In a sense, these stories are fragments of a whole life, but each fragment, in its brevity and abruptness, burns with the intensity of the forest fire that Joey and his family race to escape in the story “Earth’s Last Night.” Here, Joey is a grown man, married and with a four-year-old daughter, and his mother has just passed away. They go to Flaming Gorge for a peaceful and restorative weekend in the mountains and nearly lose their lives in the fire that seems to come out of nowhere. The experience is terrifying and beautiful and illuminating and it becomes a narrative that Joey tells the rest of his life and that he sees as an “heirloom for [his] people.” Joey knows the power in narrative, the way life’s immensity begs to be formed into a comprehensible tale with meaning and hope.
But storytelling is a messy business. Not every tale can be neatly packaged and tied-up with a bow. As Junot Diaz says, short stories don’t save us from “life’s implacable uncertainty,” but they can offer glimpses of understanding into the fleeting images that come out of the uncertainty. Real storytelling requires grappling with bitterness and layers of incongruities and plenty of remorse and anguish. Gills’ stories tackle the guilt and regret inherent in human relationships, the ugliness of selfishness and cruelty, the loneliness and misunderstanding that even sincere love can engender, and he turns it all into shining narratives with beautifully flawed characters and unforgettable places.

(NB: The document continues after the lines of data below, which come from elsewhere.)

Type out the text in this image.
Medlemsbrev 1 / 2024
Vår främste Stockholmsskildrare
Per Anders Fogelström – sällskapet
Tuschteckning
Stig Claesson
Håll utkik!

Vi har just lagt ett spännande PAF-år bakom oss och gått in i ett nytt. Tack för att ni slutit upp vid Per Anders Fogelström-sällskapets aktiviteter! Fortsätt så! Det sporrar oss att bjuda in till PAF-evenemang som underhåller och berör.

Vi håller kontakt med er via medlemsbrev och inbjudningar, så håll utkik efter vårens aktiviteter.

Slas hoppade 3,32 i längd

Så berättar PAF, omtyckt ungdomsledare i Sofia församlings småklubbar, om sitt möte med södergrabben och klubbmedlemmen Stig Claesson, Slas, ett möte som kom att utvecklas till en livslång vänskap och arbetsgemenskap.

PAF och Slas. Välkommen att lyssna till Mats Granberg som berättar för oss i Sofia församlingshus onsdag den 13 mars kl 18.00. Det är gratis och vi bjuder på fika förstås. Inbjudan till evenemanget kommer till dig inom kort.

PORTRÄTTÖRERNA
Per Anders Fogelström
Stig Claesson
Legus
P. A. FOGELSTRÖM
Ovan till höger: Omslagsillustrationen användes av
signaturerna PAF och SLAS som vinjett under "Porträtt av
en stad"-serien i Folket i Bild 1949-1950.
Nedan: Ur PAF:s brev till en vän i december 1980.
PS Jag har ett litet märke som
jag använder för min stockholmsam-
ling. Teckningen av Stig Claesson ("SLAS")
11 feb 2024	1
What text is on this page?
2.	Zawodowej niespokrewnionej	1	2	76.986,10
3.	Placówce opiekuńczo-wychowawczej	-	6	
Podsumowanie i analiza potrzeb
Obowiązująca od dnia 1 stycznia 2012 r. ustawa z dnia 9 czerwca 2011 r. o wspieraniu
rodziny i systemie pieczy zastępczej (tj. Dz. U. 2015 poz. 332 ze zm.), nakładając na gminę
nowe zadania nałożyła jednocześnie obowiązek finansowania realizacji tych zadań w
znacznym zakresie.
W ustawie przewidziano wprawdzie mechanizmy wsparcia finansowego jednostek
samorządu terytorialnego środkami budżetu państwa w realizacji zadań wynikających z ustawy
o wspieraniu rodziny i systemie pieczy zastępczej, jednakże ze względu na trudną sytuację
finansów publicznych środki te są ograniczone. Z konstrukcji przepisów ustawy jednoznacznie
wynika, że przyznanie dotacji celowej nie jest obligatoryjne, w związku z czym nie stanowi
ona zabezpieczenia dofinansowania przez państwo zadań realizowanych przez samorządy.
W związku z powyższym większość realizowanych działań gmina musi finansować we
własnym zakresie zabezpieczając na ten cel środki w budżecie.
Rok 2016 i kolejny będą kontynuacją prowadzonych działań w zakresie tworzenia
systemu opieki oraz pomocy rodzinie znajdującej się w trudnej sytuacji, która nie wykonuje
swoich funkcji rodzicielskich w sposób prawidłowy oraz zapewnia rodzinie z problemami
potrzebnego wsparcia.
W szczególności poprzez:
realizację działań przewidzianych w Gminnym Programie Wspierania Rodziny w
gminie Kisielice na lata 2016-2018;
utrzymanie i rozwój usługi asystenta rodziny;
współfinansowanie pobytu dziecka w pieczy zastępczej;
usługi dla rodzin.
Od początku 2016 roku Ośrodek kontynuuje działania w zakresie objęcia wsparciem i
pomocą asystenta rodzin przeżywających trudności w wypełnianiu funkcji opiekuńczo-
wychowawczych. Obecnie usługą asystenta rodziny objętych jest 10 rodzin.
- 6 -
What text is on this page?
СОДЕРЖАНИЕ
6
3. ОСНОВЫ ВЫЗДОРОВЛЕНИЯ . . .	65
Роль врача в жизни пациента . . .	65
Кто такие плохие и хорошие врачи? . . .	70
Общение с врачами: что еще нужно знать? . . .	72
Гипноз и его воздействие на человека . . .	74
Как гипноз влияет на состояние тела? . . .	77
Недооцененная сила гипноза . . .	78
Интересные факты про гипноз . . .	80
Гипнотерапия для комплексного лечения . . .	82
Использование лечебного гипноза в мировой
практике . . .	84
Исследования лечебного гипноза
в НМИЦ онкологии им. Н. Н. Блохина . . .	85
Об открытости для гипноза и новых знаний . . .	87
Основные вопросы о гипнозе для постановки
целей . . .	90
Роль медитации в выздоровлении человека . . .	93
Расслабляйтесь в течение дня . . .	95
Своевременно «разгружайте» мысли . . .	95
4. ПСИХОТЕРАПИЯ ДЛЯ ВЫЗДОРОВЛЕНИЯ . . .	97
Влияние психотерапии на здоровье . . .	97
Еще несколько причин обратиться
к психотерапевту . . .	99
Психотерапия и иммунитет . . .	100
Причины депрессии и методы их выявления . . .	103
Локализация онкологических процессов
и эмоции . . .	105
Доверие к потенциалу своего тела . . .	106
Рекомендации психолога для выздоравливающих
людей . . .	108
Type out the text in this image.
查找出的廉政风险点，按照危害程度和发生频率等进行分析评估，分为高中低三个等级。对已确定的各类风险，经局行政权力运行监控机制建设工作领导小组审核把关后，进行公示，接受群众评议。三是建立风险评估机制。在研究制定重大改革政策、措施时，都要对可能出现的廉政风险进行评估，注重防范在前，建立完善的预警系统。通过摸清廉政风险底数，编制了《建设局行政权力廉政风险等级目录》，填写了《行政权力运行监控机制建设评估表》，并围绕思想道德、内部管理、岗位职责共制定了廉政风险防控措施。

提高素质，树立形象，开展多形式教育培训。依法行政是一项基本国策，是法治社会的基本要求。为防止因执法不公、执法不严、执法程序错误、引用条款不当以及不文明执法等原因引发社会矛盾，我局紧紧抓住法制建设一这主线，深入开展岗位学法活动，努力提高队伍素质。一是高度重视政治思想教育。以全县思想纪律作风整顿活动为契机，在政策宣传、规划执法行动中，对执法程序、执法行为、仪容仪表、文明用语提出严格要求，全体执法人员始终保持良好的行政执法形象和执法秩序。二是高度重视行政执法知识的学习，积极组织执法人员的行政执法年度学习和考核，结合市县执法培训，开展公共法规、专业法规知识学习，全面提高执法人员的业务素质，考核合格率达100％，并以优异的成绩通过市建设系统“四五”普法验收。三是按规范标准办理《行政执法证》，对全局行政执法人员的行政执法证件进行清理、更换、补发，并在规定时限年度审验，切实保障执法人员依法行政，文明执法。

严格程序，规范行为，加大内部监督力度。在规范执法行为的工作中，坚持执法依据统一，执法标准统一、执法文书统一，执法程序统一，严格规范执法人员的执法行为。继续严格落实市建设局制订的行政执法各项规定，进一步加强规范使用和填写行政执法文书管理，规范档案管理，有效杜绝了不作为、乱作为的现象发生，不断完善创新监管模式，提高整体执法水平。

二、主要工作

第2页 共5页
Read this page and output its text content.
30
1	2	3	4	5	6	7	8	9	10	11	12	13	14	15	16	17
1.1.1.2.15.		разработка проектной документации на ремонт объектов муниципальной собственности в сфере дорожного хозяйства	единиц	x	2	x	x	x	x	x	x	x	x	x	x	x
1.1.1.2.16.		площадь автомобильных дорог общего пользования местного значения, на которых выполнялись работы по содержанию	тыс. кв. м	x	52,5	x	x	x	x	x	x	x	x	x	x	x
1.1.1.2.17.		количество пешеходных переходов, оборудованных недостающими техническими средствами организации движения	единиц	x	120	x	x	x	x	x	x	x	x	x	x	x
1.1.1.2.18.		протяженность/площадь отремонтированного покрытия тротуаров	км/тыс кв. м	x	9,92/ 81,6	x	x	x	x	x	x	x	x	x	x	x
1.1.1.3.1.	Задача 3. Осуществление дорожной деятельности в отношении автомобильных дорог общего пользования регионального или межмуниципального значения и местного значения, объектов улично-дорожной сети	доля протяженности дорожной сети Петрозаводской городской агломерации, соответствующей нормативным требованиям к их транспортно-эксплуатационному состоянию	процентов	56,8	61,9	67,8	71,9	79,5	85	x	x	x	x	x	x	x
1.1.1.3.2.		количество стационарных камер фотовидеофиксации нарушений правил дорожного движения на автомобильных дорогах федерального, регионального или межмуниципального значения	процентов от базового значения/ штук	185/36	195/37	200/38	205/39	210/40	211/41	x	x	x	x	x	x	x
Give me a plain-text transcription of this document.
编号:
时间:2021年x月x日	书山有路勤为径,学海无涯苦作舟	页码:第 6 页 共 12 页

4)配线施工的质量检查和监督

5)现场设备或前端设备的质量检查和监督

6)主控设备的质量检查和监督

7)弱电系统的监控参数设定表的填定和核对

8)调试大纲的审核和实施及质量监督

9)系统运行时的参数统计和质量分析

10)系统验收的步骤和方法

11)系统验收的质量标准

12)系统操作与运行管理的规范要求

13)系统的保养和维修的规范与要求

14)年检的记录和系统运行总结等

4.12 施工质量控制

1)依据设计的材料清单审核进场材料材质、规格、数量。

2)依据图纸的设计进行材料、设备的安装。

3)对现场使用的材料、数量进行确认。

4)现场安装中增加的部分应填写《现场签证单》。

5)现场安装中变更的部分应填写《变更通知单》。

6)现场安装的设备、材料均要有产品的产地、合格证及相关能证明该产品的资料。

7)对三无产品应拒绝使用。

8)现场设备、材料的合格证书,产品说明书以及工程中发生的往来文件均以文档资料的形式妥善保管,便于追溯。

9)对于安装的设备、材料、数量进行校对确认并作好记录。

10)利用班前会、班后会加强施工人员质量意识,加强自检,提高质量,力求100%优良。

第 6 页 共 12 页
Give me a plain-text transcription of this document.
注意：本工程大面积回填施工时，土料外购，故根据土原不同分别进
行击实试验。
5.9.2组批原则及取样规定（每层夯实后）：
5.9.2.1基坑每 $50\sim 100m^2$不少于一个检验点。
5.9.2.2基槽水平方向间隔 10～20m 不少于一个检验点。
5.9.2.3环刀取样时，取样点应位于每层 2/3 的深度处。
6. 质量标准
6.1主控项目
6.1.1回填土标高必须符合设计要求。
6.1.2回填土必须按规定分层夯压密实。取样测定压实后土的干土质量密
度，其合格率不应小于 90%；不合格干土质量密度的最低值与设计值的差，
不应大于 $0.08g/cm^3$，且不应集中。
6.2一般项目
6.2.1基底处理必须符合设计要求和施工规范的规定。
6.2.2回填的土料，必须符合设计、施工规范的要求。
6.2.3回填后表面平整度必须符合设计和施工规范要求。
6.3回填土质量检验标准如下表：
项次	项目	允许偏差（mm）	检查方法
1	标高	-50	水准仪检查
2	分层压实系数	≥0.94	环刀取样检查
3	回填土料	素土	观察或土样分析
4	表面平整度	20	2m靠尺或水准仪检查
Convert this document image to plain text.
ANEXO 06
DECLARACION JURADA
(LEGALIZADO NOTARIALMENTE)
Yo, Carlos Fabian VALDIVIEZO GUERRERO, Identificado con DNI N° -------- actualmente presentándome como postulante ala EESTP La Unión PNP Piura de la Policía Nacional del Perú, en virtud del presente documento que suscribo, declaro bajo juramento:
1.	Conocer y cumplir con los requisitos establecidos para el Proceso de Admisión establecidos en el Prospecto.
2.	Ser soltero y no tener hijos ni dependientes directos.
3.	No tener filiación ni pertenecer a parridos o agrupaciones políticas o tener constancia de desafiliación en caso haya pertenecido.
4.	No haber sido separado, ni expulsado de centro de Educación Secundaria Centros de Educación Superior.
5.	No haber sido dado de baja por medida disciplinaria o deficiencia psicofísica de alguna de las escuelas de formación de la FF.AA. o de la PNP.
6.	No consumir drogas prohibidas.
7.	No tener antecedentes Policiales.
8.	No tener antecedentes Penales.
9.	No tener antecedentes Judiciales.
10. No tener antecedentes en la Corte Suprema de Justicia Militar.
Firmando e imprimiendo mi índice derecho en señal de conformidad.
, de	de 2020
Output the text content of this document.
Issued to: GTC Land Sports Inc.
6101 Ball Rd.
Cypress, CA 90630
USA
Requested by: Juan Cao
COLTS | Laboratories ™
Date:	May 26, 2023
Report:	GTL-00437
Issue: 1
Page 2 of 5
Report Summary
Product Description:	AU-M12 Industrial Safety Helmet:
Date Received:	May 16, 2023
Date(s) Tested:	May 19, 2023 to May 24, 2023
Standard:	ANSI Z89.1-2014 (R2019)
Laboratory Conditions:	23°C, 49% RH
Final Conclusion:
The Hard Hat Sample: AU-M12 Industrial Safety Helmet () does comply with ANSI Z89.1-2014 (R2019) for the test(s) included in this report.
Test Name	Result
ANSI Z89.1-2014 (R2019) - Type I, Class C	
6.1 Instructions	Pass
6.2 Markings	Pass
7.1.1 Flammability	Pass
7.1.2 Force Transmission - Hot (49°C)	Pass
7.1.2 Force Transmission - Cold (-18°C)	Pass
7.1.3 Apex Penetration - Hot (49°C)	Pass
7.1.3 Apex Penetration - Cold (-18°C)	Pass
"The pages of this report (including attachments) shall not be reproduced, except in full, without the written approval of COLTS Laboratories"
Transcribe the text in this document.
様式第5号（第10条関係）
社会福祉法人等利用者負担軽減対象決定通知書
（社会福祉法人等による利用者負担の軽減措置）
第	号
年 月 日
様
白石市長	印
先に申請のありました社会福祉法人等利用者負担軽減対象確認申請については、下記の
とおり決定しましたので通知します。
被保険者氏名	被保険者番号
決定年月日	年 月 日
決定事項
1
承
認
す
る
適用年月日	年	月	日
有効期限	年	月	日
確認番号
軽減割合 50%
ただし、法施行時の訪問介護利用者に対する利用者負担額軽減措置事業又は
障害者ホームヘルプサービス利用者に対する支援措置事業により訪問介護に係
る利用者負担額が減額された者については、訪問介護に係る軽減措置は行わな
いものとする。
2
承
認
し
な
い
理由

an excerpt from “Last Words on Lonoke,” from The House Across from the Deaf School:
O.W.’d bought me a .30-ought six the Christmas I turned thirteen, along with a box of silver tips, each brassy cartridge the length of my middle finger. “Don’t point at anything you don’t want to kill,” he said, then drove off to West Memphis for a load of slaughter hens headed east. That was pretty much it for my gun safety lessons. By January, when the cold blew down from Canada and my skinny mustang, Shawnee, had foundered, I could hit a tin corn can at seventy-five yards and had bagged a flame-red fox nosing across the gravel pit. All winter, the skinned hide shone, tacked up on the well-house. Before Shawnee got too bad, I rode him bareback out to the middle of the frozen pond–little cracks zinging off in every direction. Ten feet tall on horseback, I headshot one of the Buffalo Carp that swam like shadows in the deeps nearest the levee. By Arkansas spring time, when gold sun flared down through the new-leafed trees in our back pasture, within view of the huge oak where we’d slung Shawnee up so he wouldn’t lay down and die, I unloaded on one of the cargo planes that was always circling from the base over in J-ville, and the son-of-a-bitch crashed. The woods beyond the railroad track blazed. It looked for all the world like God and Jesus had reached down and slapped the shit out of the countryside, then set it afire just to make sure we all got the point. No one was killed–they found the ejected pilot in a Butlerville cow pasture–and turns out that it’s physically impossible to knock an Air Force Cargo plane out of the sky with a deer gun. But for a long time, I pictured the burning fuselage and thought this is me. This is who I am now.
The House Across from the Deaf School
Michael Gills
Texas Review Press
2016
$14.95
144 pp.
Tamara Pace Thomson lives with her husband and three children in Provo where she is close enough to Rock Canyon to hike every day. The rest of her time is devoted to reading, studying, and writing. She is currently working on a Bachelor’s degree in English at BYU.